Washington

Inside the RNC’s (Literal) Convention Boxing Ring

The Republicans set up shop in a boxing arena. (Fawn Johnson/Morning Consult)

PHILADELPHIA — If you feel like you’re walking through an abandoned back alley, you’re in the right place. The Republican National Committee’s “RNC at the DNC” rapid-response operation to the Democratic National Convention, is headquartered at a warehouse in South Philly that normally hosts boxing matches.

“Our contract here expires midnight on Thursday. Friday night, there’s a fight here. I think it’s boxing,” said Sean Spicer, the RNC’s spokesman.

Republicans took advantage of the boxing ring already present in their sprawling 20,000-square-foot temporary space to illustrate the metaphor of battle. “The idea that there is this fight within the Democratic Party, it tied in very nicely,” Spicer said.

Republicans are gleefully playing up the ferocity of Bernie Sanders’ supporters who are angry that Democrats are convened here to nominate Hillary Clinton for president. In addition to the boxing ring, the RNC warehouse staff has set up cornhole and roulette games that are “rigged” in Clinton’s favor. The beanbag hole on the Vermont independent’s cornhole board is taped over, for example.

This is standard operating procedure for the RNC, which set up rapid response teams in similar facilities at the last several Democratic conventions. The Democratic National Committee also has rapid response operations.

Whether it’s by design or circumstance, this RNC temporary headquarters is far away from the action of the Democratic convention. In contrast to the cramped, sometimes mob-like and party feel of the Democrats’ convention hall, the RNC’s large black box feels almost abandoned. There are a few scattered tables where staffers and volunteers can get coffee and cookies. There is a highway overpass behind the space and a shuttered clothing factory warehouse next to it. The surrounding neighborhood isn’t much to look at either. There is a Dollar Store and a Western Union and a self storage facility within walking distance.

“I thought I was going to get robbed,” said one reporter after Wednesday’s daily press conference designed to counter the Democratic message.

“My cab driver kept asking me, ‘Are you sure this is where you want to go?’” said another a day earlier.

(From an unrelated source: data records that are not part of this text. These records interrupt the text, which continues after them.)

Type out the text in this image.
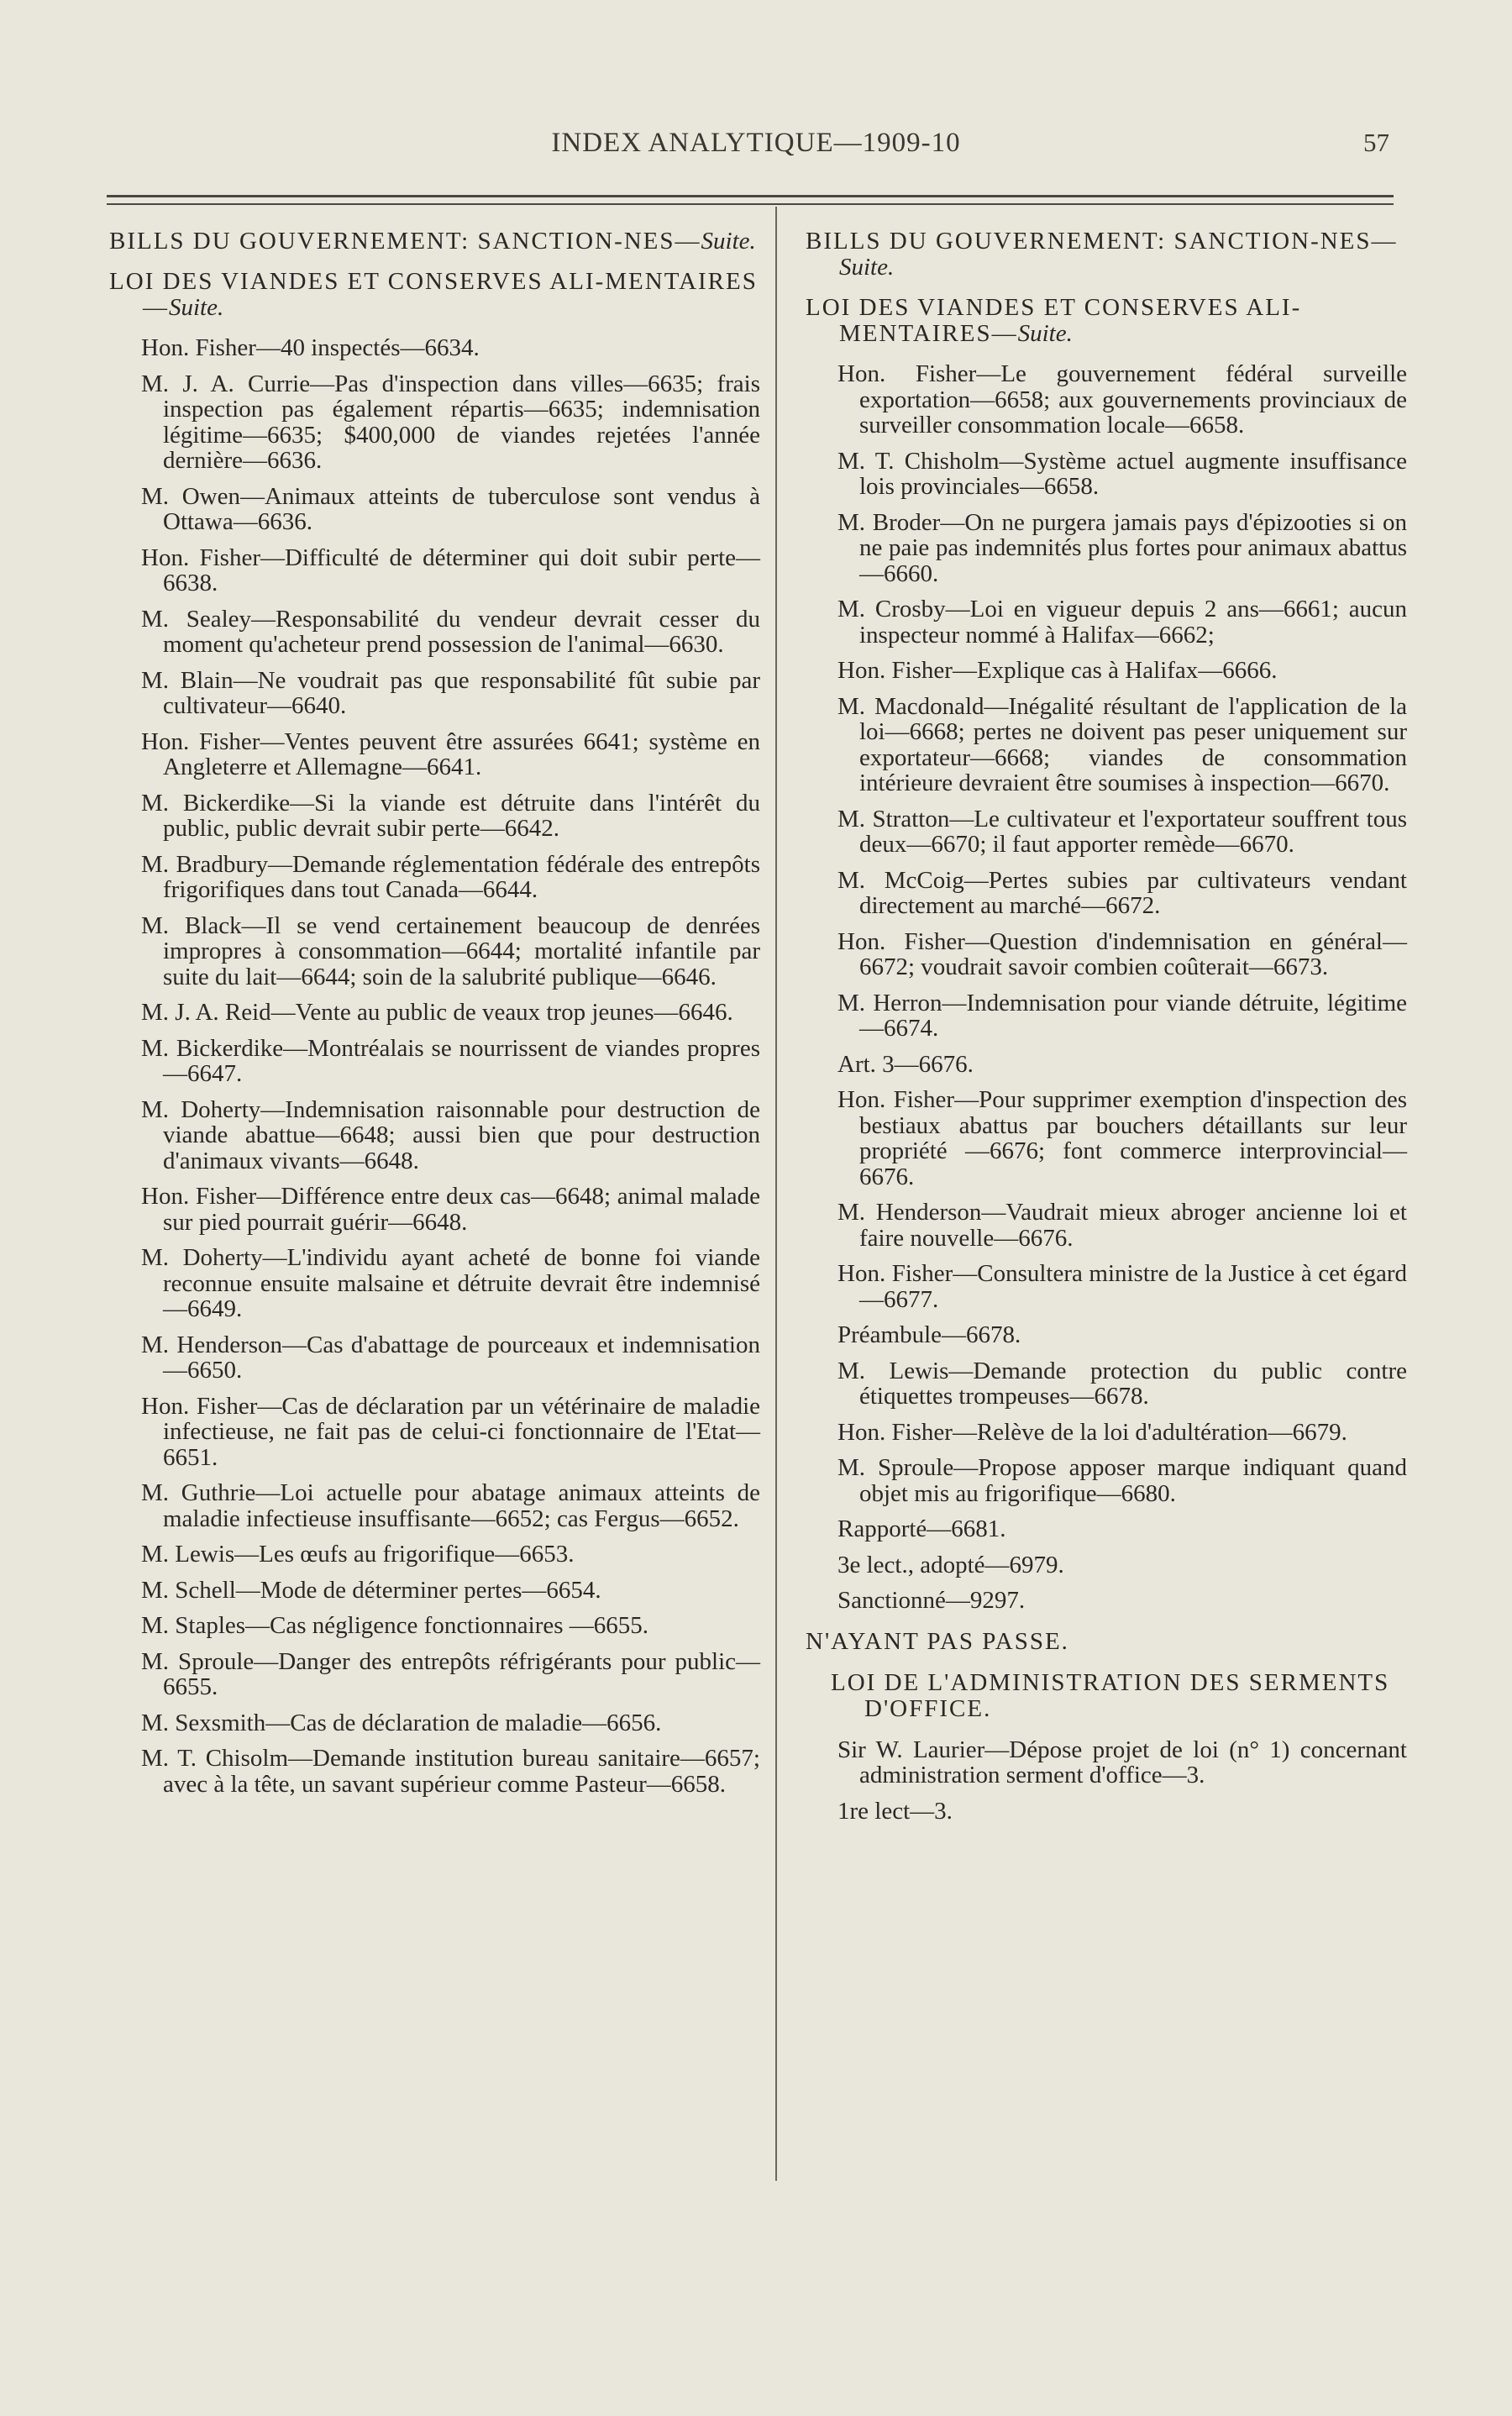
INDEX ANALYTIQUE—1909-10	57
BILLS DU GOUVERNEMENT: SANCTION-NES—Suite.
LOI DES VIANDES ET CONSERVES ALI-MENTAIRES—Suite.
Hon. Fisher—40 inspectés—6634.
M. J. A. Currie—Pas d'inspection dans villes—6635; frais inspection pas également répartis—6635; indemnisation légitime—6635; $400,000 de viandes rejetées l'année dernière—6636.
M. Owen—Animaux atteints de tuberculose sont vendus à Ottawa—6636.
Hon. Fisher—Difficulté de déterminer qui doit subir perte—6638.
M. Sealey—Responsabilité du vendeur devrait cesser du moment qu'acheteur prend possession de l'animal—6630.
M. Blain—Ne voudrait pas que responsabilité fût subie par cultivateur—6640.
Hon. Fisher—Ventes peuvent être assurées 6641; système en Angleterre et Allemagne—6641.
M. Bickerdike—Si la viande est détruite dans l'intérêt du public, public devrait subir perte—6642.
M. Bradbury—Demande réglementation fédérale des entrepôts frigorifiques dans tout Canada—6644.
M. Black—Il se vend certainement beaucoup de denrées impropres à consommation—6644; mortalité infantile par suite du lait—6644; soin de la salubrité publique—6646.
M. J. A. Reid—Vente au public de veaux trop jeunes—6646.
M. Bickerdike—Montréalais se nourrissent de viandes propres—6647.
M. Doherty—Indemnisation raisonnable pour destruction de viande abattue—6648; aussi bien que pour destruction d'animaux vivants—6648.
Hon. Fisher—Différence entre deux cas—6648; animal malade sur pied pourrait guérir—6648.
M. Doherty—L'individu ayant acheté de bonne foi viande reconnue ensuite malsaine et détruite devrait être indemnisé—6649.
M. Henderson—Cas d'abattage de pourceaux et indemnisation—6650.
Hon. Fisher—Cas de déclaration par un vétérinaire de maladie infectieuse, ne fait pas de celui-ci fonctionnaire de l'Etat—6651.
M. Guthrie—Loi actuelle pour abatage animaux atteints de maladie infectieuse insuffisante—6652; cas Fergus—6652.
M. Lewis—Les œufs au frigorifique—6653.
M. Schell—Mode de déterminer pertes—6654.
M. Staples—Cas négligence fonctionnaires —6655.
M. Sproule—Danger des entrepôts réfrigérants pour public—6655.
M. Sexsmith—Cas de déclaration de maladie—6656.
M. T. Chisolm—Demande institution bureau sanitaire—6657; avec à la tête, un savant supérieur comme Pasteur—6658.
BILLS DU GOUVERNEMENT: SANCTION-NES—Suite.
LOI DES VIANDES ET CONSERVES ALI-MENTAIRES—Suite.
Hon. Fisher—Le gouvernement fédéral surveille exportation—6658; aux gouvernements provinciaux de surveiller consommation locale—6658.
M. T. Chisholm—Système actuel augmente insuffisance lois provinciales—6658.
M. Broder—On ne purgera jamais pays d'épizooties si on ne paie pas indemnités plus fortes pour animaux abattus—6660.
M. Crosby—Loi en vigueur depuis 2 ans—6661; aucun inspecteur nommé à Halifax—6662;
Hon. Fisher—Explique cas à Halifax—6666.
M. Macdonald—Inégalité résultant de l'application de la loi—6668; pertes ne doivent pas peser uniquement sur exportateur—6668; viandes de consommation intérieure devraient être soumises à inspection—6670.
M. Stratton—Le cultivateur et l'exportateur souffrent tous deux—6670; il faut apporter remède—6670.
M. McCoig—Pertes subies par cultivateurs vendant directement au marché—6672.
Hon. Fisher—Question d'indemnisation en général—6672; voudrait savoir combien coûterait—6673.
M. Herron—Indemnisation pour viande détruite, légitime—6674.
Art. 3—6676.
Hon. Fisher—Pour supprimer exemption d'inspection des bestiaux abattus par bouchers détaillants sur leur propriété —6676; font commerce interprovincial—6676.
M. Henderson—Vaudrait mieux abroger ancienne loi et faire nouvelle—6676.
Hon. Fisher—Consultera ministre de la Justice à cet égard—6677.
Préambule—6678.
M. Lewis—Demande protection du public contre étiquettes trompeuses—6678.
Hon. Fisher—Relève de la loi d'adultération—6679.
M. Sproule—Propose apposer marque indiquant quand objet mis au frigorifique—6680.
Rapporté—6681.
3e lect., adopté—6979.
Sanctionné—9297.
N'AYANT PAS PASSE.
LOI DE L'ADMINISTRATION DES SERMENTS D'OFFICE.
Sir W. Laurier—Dépose projet de loi (n° 1) concernant administration serment d'office—3.
1re lect—3.
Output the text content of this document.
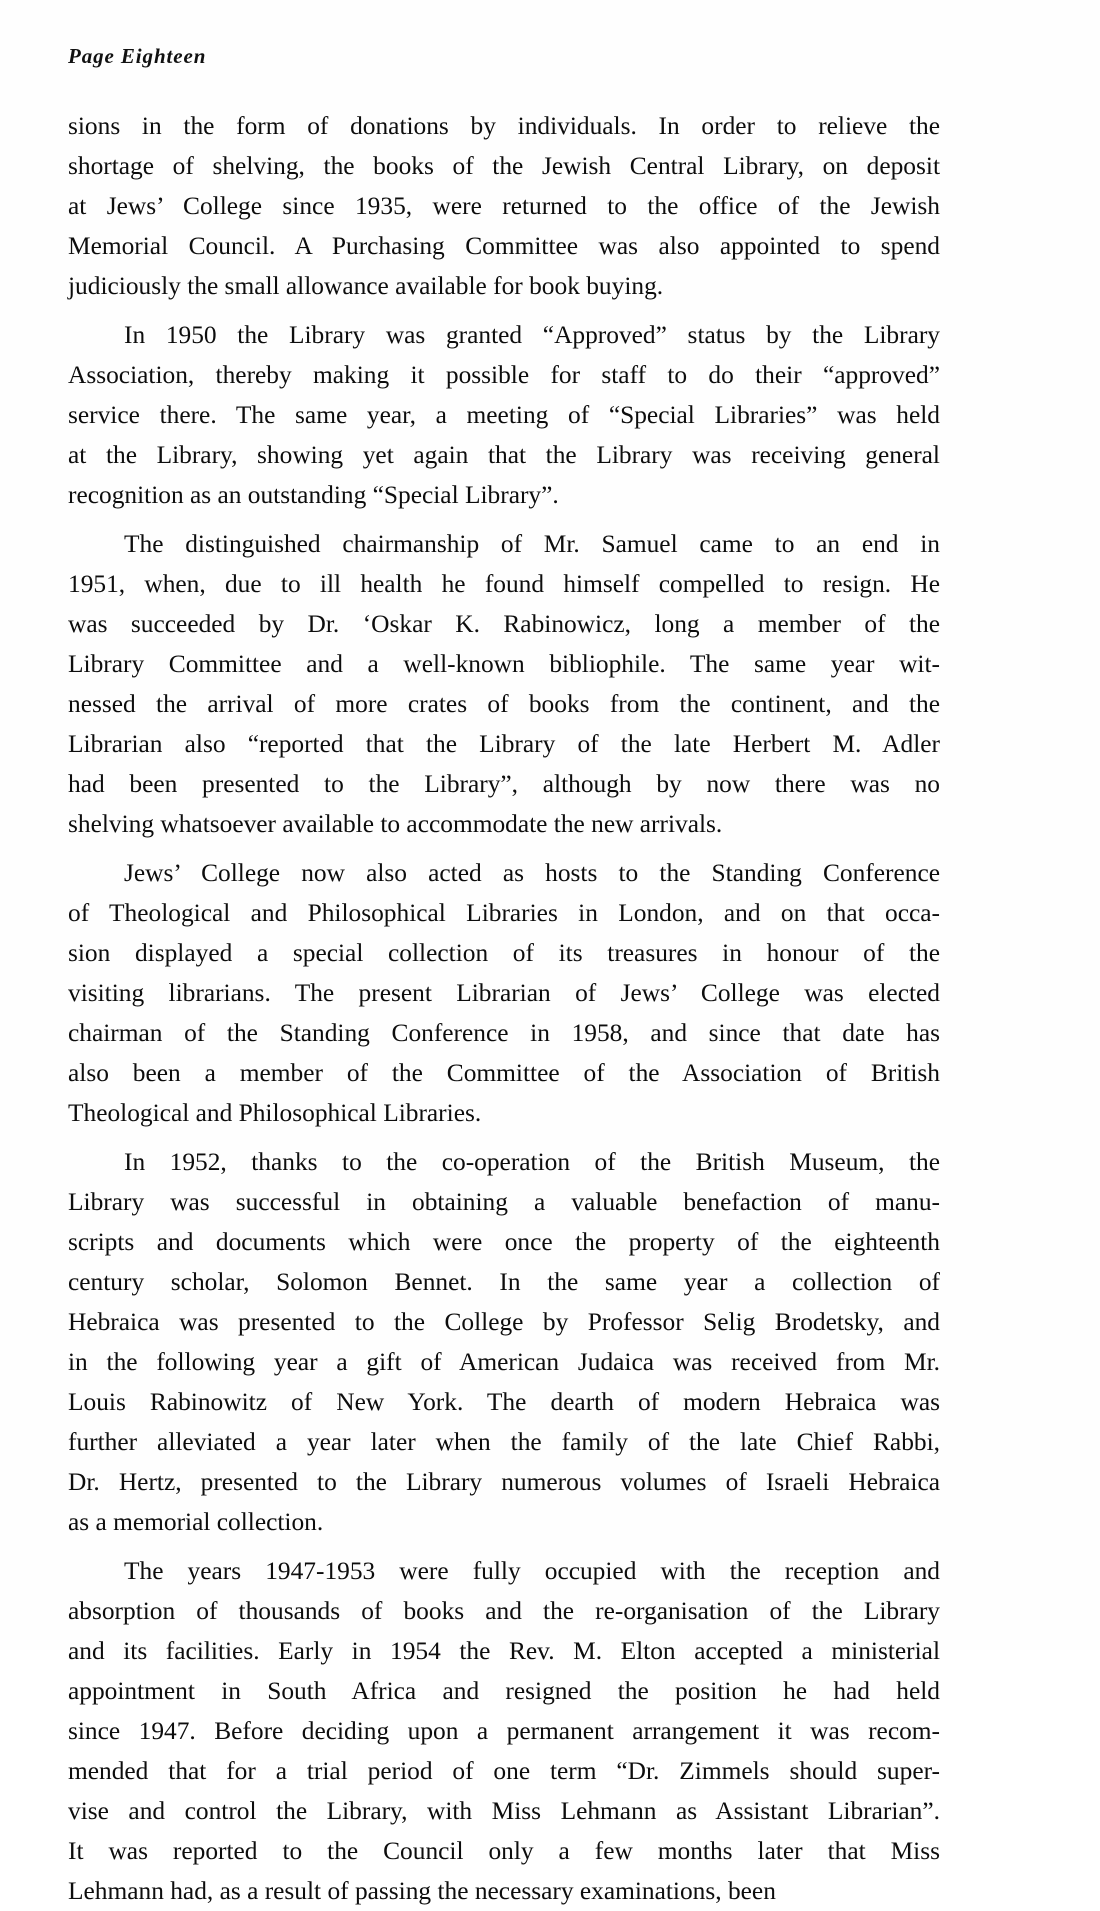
Page Eighteen

sions in the form of donations by individuals. In order to relieve the
shortage of shelving, the books of the Jewish Central Library, on deposit
at Jews’ College since 1935, were returned to the office of the Jewish
Memorial Council. A Purchasing Committee was also appointed to spend
judiciously the small allowance available for book buying.

In 1950 the Library was granted “Approved” status by the Library
Association, thereby making it possible for staff to do their “approved”
service there. The same year, a meeting of “Special Libraries” was held
at the Library, showing yet again that the Library was receiving general
recognition as an outstanding “Special Library”.

The distinguished chairmanship of Mr. Samuel came to an end in
1951, when, due to ill health he found himself compelled to resign. He
was succeeded by Dr. ‘Oskar K. Rabinowicz, long a member of the
Library Committee and a well-known bibliophile. The same year wit-
nessed the arrival of more crates of books from the continent, and the
Librarian also “reported that the Library of the late Herbert M. Adler
had been presented to the Library”, although by now there was no
shelving whatsoever available to accommodate the new arrivals.

Jews’ College now also acted as hosts to the Standing Conference
of Theological and Philosophical Libraries in London, and on that occa-
sion displayed a special collection of its treasures in honour of the
visiting librarians. The present Librarian of Jews’ College was elected
chairman of the Standing Conference in 1958, and since that date has
also been a member of the Committee of the Association of British
Theological and Philosophical Libraries.

In 1952, thanks to the co-operation of the British Museum, the
Library was successful in obtaining a valuable benefaction of manu-
scripts and documents which were once the property of the eighteenth
century scholar, Solomon Bennet. In the same year a collection of
Hebraica was presented to the College by Professor Selig Brodetsky, and
in the following year a gift of American Judaica was received from Mr.
Louis Rabinowitz of New York. The dearth of modern Hebraica was
further alleviated a year later when the family of the late Chief Rabbi,
Dr. Hertz, presented to the Library numerous volumes of Israeli Hebraica
as a memorial collection.

The years 1947-1953 were fully occupied with the reception and
absorption of thousands of books and the re-organisation of the Library
and its facilities. Early in 1954 the Rev. M. Elton accepted a ministerial
appointment in South Africa and resigned the position he had held
since 1947. Before deciding upon a permanent arrangement it was recom-
mended that for a trial period of one term “Dr. Zimmels should super-
vise and control the Library, with Miss Lehmann as Assistant Librarian”.
It was reported to the Council only a few months later that Miss
Lehmann had, as a result of passing the necessary examinations, been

Nonetheless, the RNC-at-the-DNC press conferences that host a lineup of Donald Trump surrogates and supporters have managed to fill at least half of the press seats in the facility. There are a lot of TV cameras. Former New York Mayor Rudy Giuliani and Americans for Tax Reform President Grover Norquist were the stars of Wednesday’s event. On Tuesday, the lineup included Trump senior adviser and pollster Kellyanne Conway and David Bossie, president of Citizens United.

The goal for Republicans here is to focus negative energy on Clinton rather than discussing a Trump presidency. For example, anti-tax evangelist Norquist said Clinton would impose $1 trillion in new taxes on Americans through a variety of her programs, including a carbon tax and a gun tax. Asked multiple times about Trump’s possible ties to Russian President Vladimir Putin, Bossie would talk only about the content of the emails. “Whoever did the hack did not write those emails,” he said.

The most recent leak of internal emails from the DNC fanned the flames for both Republicans and the die-hardest of Sanders’ supporters, who claim that Clinton won the nomination unfairly. “It’s a rigged system,” said RNC Chief of Staff Katie Walsh, using the same language Sanders’ supporters have cried in the streets. “Our board games. They’re all rigged in favor of Hillary.”

The RNC team also is ferrying two mobile billboards around the city, mainly targeting Sanders supporters. The black billboards simply say “ENOUGH” with a downward red arrow through the “H.”

“We had a bunch of cheers from Bernie guys gathered around it. I’m not sure if they really knew that it was us that was sending around the message, but we have gotten a positive reaction from Bernie supporters,” Spicer said.

There is a website in smaller print at the bottom of the billboard identifying the GOP.

The RNC is targeting Sanders’ supporters who they believe could be persuaded to vote for Trump. Spicer acknowledged that is a tall order, but he said there are at least some Sanders supporters who respond positively to a Trump message.

“We believe there is a bigger and bigger slice this cycle of frustrated voters [who are] with Bernie that have ruled out ever voting for Hillary. The question is how many of those can you turn,” he said.

Sanders’ supporters aren’t likely to be venturing into South Philly to pose in the boxing ring. The press conferences are mainly to throw out as many negative Clinton messages as possible for the thousands of journalists here.

The speakers at those events are not as scripted as perhaps the the RNC staff would like. When asked whether Trump would move some of his overseas operations back to the United States, Trump surrogate Boris Epshteyn talked about how the Republican nominee looks out for himself. “Look, Donald Trump is a business man. He’s in the business of making money for himself.”

Norquist, who is supporting Trump largely because he can’t stomach Clinton’s economic policies, was candid with Morning Consult about his own potential disagreements with Trump on issues such as trade and immigration. “When you get down to two candidates, you have to decide which are your vote-moving issues and what can you put up with,” he said.